Inside the 720S is a mix of leather, soft Alcantara and carbon fiber that is both elegant and sporting. Seats are surprisingly comfortable, and the interface screen is relatively easy to navigate.
Everybody Loves a Parade
After cruising through the mountains with other McLarens, Porsches, Ferraris and a variety of classic and current muscle cars, the Tour de Force brings in a police escort and all participating vehicles parade into downtown Ketchum, Idaho.
In Good Company
With cars ranging from a rare Porsche 959 to extreme models such as a new Bugatti Chiron and McLaren P1 GTR, this instantly is one of the coolest car shows around, and free to the community. But the real excitement began early the next day, when it was time to see just how brave this auto journalist could be behind the wheel of this extremely-capable McLaren.
Driving 200 mph is not something to be taken lightly, and the organizers do an amazing job of keeping this endeavor as safe as possible. Every vehicle is inspected prior to its run, and drivers are given a full safety briefing. All drivers and passengers wear helmets, and drivers are connected to the organizers via radio. This stretch of highway is out in the countryside, so spotters get positioned along the entire route, watching for people as well as wildlife. At 200 mph, by the time drivers see something in the road they’re past it — or through it.
With the road closed to other vehicular traffic by the county sheriff and the spotters in place, we took our place at the starting point. The route begins on a slight incline leading to a curve that is barely noticeable at 55 mph. Around the curve is the crest of a hill, and then what unfolds before an eager driver’s eyes is a two-mile straight stretch all the way to the finish line.

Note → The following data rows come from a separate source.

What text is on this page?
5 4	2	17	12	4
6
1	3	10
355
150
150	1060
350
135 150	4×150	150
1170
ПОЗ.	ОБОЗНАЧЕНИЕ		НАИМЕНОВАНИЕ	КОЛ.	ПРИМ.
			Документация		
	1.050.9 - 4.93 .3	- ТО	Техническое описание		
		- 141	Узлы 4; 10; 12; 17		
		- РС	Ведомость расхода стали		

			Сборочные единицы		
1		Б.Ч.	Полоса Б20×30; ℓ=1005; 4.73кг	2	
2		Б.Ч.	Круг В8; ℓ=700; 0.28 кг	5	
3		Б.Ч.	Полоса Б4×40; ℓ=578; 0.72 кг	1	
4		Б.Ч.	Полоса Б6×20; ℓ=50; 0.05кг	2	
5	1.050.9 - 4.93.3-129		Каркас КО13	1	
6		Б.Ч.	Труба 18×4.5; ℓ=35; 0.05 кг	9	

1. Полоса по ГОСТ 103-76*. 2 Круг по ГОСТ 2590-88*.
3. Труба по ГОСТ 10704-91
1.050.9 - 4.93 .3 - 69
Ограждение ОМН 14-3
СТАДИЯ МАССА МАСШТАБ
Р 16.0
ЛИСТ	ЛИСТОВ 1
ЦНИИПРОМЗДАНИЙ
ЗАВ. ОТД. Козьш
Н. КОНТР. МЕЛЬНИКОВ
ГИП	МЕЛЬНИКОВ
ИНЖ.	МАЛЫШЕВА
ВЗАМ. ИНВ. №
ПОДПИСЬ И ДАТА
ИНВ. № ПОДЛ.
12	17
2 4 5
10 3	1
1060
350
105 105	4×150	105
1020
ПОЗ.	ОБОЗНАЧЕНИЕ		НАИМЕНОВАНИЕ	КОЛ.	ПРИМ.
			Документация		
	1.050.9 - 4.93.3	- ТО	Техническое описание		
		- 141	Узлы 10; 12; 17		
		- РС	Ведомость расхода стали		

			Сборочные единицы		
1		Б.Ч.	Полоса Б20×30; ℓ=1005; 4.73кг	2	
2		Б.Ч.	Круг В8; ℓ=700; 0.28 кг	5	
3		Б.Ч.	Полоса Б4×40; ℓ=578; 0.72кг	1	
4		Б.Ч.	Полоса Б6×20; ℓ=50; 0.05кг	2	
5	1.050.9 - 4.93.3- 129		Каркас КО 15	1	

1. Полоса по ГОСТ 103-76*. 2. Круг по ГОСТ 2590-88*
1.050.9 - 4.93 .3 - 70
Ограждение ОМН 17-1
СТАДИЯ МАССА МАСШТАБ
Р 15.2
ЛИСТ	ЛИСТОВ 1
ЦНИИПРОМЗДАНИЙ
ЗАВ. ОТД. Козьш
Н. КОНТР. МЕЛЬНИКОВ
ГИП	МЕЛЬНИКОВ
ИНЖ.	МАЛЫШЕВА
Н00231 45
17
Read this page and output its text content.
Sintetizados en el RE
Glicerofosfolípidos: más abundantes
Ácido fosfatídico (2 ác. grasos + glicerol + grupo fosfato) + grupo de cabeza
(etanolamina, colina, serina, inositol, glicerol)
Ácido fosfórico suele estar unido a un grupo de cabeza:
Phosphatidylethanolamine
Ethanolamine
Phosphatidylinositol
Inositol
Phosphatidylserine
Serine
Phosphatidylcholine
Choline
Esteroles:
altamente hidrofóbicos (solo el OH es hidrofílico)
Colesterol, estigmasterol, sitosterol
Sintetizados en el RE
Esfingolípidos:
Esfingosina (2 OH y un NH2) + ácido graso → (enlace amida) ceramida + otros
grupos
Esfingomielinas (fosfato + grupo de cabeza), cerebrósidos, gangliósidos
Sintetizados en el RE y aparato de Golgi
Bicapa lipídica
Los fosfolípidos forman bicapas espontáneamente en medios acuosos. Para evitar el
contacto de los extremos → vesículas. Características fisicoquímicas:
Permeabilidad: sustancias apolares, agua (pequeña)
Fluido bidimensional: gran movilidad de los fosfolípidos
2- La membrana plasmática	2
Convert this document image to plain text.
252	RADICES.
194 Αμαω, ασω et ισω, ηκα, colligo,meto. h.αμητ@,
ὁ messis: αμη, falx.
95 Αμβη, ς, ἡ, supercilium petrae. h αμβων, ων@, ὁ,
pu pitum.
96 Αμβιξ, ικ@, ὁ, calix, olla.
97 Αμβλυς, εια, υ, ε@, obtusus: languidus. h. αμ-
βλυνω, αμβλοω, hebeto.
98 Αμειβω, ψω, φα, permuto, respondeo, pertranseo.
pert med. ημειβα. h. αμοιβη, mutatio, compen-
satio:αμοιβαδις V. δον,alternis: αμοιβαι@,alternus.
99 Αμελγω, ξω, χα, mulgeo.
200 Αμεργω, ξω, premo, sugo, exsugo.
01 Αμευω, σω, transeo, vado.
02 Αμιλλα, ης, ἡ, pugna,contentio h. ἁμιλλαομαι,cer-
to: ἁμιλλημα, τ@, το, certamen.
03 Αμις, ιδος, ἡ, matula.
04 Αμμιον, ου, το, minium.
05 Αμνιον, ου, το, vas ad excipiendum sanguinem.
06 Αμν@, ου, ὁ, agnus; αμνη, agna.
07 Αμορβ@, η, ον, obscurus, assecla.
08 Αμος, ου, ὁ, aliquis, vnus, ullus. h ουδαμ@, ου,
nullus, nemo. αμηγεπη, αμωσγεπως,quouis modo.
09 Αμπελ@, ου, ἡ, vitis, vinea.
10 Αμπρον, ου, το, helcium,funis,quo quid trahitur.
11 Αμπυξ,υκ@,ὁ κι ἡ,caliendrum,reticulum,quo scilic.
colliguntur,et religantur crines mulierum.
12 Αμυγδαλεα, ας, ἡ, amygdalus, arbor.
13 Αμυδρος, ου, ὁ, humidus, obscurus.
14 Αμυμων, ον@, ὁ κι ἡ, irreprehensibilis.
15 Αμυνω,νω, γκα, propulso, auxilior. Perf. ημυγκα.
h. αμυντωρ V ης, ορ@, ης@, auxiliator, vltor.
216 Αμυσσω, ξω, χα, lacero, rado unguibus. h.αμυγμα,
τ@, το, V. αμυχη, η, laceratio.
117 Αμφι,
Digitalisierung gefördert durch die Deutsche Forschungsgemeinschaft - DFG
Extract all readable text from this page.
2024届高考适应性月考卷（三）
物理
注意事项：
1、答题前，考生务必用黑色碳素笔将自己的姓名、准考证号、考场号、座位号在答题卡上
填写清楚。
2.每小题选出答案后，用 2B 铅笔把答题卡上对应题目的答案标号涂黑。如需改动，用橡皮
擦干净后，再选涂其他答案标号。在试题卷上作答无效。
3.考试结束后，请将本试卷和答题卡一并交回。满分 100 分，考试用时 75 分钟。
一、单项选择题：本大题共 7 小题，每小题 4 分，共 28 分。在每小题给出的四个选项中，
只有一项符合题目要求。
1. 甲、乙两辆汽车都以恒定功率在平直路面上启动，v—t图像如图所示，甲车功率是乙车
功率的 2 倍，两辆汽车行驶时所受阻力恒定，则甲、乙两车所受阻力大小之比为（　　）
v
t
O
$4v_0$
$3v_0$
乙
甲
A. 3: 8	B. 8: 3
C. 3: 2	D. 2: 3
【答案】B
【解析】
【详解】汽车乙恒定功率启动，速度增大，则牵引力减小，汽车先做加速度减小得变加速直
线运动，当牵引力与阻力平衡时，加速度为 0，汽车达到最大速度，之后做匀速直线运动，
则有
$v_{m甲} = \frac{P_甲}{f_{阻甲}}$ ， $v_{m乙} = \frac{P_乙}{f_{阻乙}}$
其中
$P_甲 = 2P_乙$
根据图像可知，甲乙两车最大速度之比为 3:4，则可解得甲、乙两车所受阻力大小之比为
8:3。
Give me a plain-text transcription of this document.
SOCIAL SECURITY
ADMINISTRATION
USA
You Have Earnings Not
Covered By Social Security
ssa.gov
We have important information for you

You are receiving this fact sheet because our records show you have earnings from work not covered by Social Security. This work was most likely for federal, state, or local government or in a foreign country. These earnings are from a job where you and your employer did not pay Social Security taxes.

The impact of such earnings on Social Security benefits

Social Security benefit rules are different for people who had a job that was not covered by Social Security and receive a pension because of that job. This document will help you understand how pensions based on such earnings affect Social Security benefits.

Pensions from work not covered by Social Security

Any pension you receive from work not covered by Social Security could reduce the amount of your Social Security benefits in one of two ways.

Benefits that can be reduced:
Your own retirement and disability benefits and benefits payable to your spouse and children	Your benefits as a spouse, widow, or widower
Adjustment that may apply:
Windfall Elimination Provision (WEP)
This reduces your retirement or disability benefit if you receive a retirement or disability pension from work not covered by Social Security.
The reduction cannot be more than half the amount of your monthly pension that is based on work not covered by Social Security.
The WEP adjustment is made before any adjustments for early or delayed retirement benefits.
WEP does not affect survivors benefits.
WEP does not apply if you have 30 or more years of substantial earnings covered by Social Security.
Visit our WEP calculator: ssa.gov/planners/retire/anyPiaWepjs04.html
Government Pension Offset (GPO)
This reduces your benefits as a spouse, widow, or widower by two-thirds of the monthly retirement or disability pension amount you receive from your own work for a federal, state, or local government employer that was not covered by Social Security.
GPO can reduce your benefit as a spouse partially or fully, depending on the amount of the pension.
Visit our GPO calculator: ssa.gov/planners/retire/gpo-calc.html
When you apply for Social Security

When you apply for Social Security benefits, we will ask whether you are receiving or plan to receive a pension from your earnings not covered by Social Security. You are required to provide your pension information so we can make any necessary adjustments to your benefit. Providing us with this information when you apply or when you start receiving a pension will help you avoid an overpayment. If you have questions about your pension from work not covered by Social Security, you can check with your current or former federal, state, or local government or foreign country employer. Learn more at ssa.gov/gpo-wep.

Previously we covered how smooth and comfortable the McLaren can be when cruising around town, but at full throttle the acceleration is brutal. The digital speedo seemed to skip numbers as it climbed quickly — eclipsing 100 mph in no time, and as we started around the curve we were already at 140 mph. Once we safely crested the hill, it was time to put the pedal down — and down it went.
Keeps On Pulling
Amazingly, the acceleration never seemed to slow or taper off — 170 mph, then 180 mph, and then 190 mph quickly came and went. My driving companion and I eventually hit 209 mph — the fastest I had ever driven — before slowing slightly and crossing the finish line at a hair over 196 mph. Highway 75 may be long, but it’s not the smoothest of roads — something barely noticeable at “normal” speeds — but at 200 mph every little pit, crack and seam gets amplified into a bumpy ride. That said, through it all the McLaren 720S was completely stable, confident and controllable.
Versatility in a Supercar
The performance demanded of a vehicle at the Sun Valley Tour de Force showcases the incredible abilities and versatility of the McLaren 720S. This extreme sports car is one that can easily be driven around town (it actually has cupholders), has a trunk large enough for a few small bags, and has excellent visibility as well as a high-end audio system. And it’s strangely comforting and reassuring to understand that, when needed, the mighty 720S can rocket down the road at more than 200 mph.